Numerous reports suggest that the former Qatari Prime Minister, Hamad bin Jassim bin Jaber Al Thani, is associated with this potential bid. Commonly known as ‘HBJ’, he has a strong investment presence in London, where he has been involved in various ventures, such as property and hotel investments around Hyde Park.

If the Qatari bid for Manchester United comes to fruition, it is expected to bring about substantial investment in the team Old Trafford and the city of Manchester. Old Trafford and United’s Carrington training grounds require redevelopment, and the Qatari investors are willing to spend significant amounts on restoring the team and the club’s infrastructure to its former glory.

Arab Money the Game Changer

In recent years, Arab investment in European football has been on the rise. Football clubs like Manchester City, Paris Saint-Germain (PSG), and Newcastle United have all seen significant investments from Arab countries like Saudi Arabia and Qatar.

Manchester City is one of the most prominent examples of Arab investment in football. Sheikh Mansour bin Zayed Al Nahyan, a member of the Abu Dhabi royal family, owns the club. Sheikh Mansour purchased Manchester City in 2008 for £210 million and has since invested heavily in the club. Manchester City has won numerous domestic and international titles, including four Premier League titles, two FA Cups, and five League Cups. According to Forbes, Manchester City is now worth $4.8 billion, making it the world’s fifth most valuable football club.

ABU DHABI, UNITED ARAB EMIRATES – MARCH 14: Pep Guardiola meets HH Sheikh Mansour bin Zayed Al Nahyan and Manchester City chairman Khaldoon Al Mubarak at the Presidential Affairs Office in Abu Dhabi on March 14, 2018 in Abu Dhabi, United Arab Emirates. (Photo by Victoria Haydn/Man City via Getty Images)


Newcastle United is another club that has seen Arab investment, with a takeover by Saudi Arabia’s Public Investment Fund (PIF) in 2021. The PIF is the kingdom’s sovereign wealth fund and purchased an 80% stake in the club for £305 million. The takeover has been controversial due to Saudi Arabia’s human rights record and alleged involvement in the piracy of Premier League broadcasts. Despite this, the Premier League approved the takeover, and Newcastle United has since been investing heavily in new players.

Arab investment in football

PSG is also owned by an Arab country, with Qatar Sports Investments (QSI), a subsidiary of the Qatar Investment Authority, purchasing the club in 2011 for €50 million.

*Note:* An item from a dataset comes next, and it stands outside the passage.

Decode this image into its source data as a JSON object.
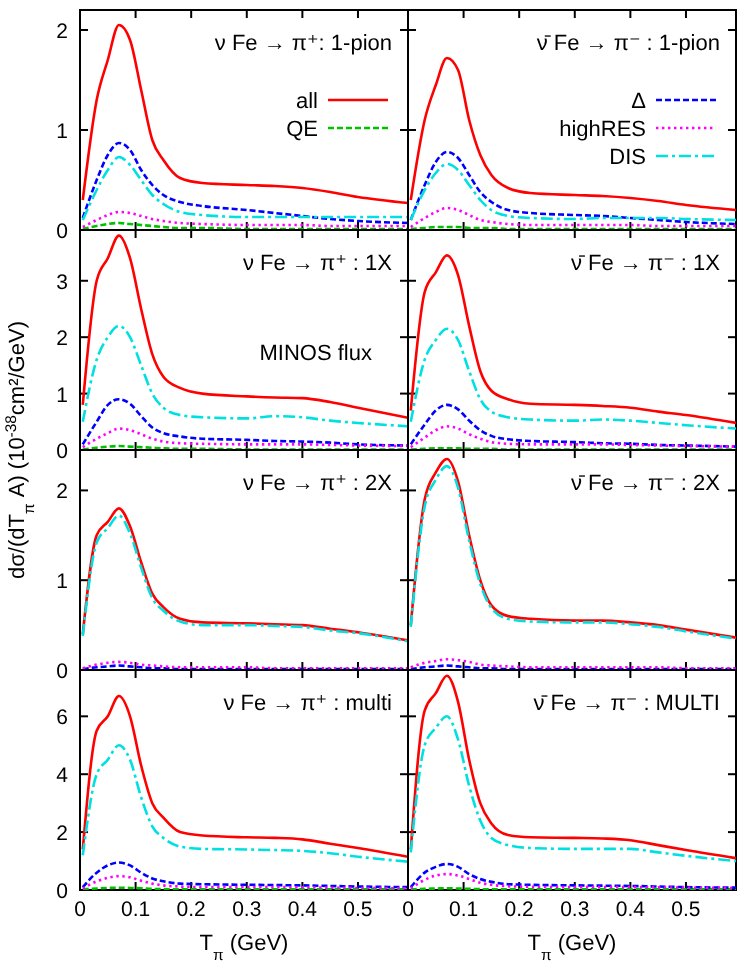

PSG has since become a dominant force in French football, winning eight Ligue 1 titles, six French Cups, and seven French League Cups. PSG’s success has been built on significant investment in player transfers, including the world-record transfer of Neymar from Barcelona for €222 million in 2017.

In 2018, billionaire Nassef Sawiris purchased a 55% controlling stake worth $36 million in Aston Villa, replacing Tony Xia as chairman. Sawiris’s ownership has significantly impacted the club’s financial success, with Aston Villa receiving $221 million in the top 20 wealthiest clubs last year. With Sawiris’s injection of capital, the club has acquired talented players such as Matty Cash, Diego Carlos, and Emiliano Martínez, strengthening the team’s position in the Premier League. Currently, Aston Villa sits in 11th place in the league.

Controversy over losing European identity and Club Heritage

Arab investment in European football has been controversial, with concerns raised about the influence of foreign ownership on the identity and values of football clubs. Saudi Arabia’s PIF’s takeover of Newcastle United was met with opposition from human rights organizations and some football fans. Similarly, the potential acquisition of Manchester United by Qatar’s sovereign wealth fund will likely face opposition from Manchester United fans who value the club’s history and tradition.


Arab investment has significantly impacted European football, particularly in Manchester City, Newcastle United, PSG, and potentially Manchester United. These football clubs have seen significant investments in player transfers, infrastructure, and technology. However, the growing influence of foreign ownership on European football has raised concerns about the future of the sport and the values it represents. Football clubs need to balance investment benefits with maintaining their identity and traditions.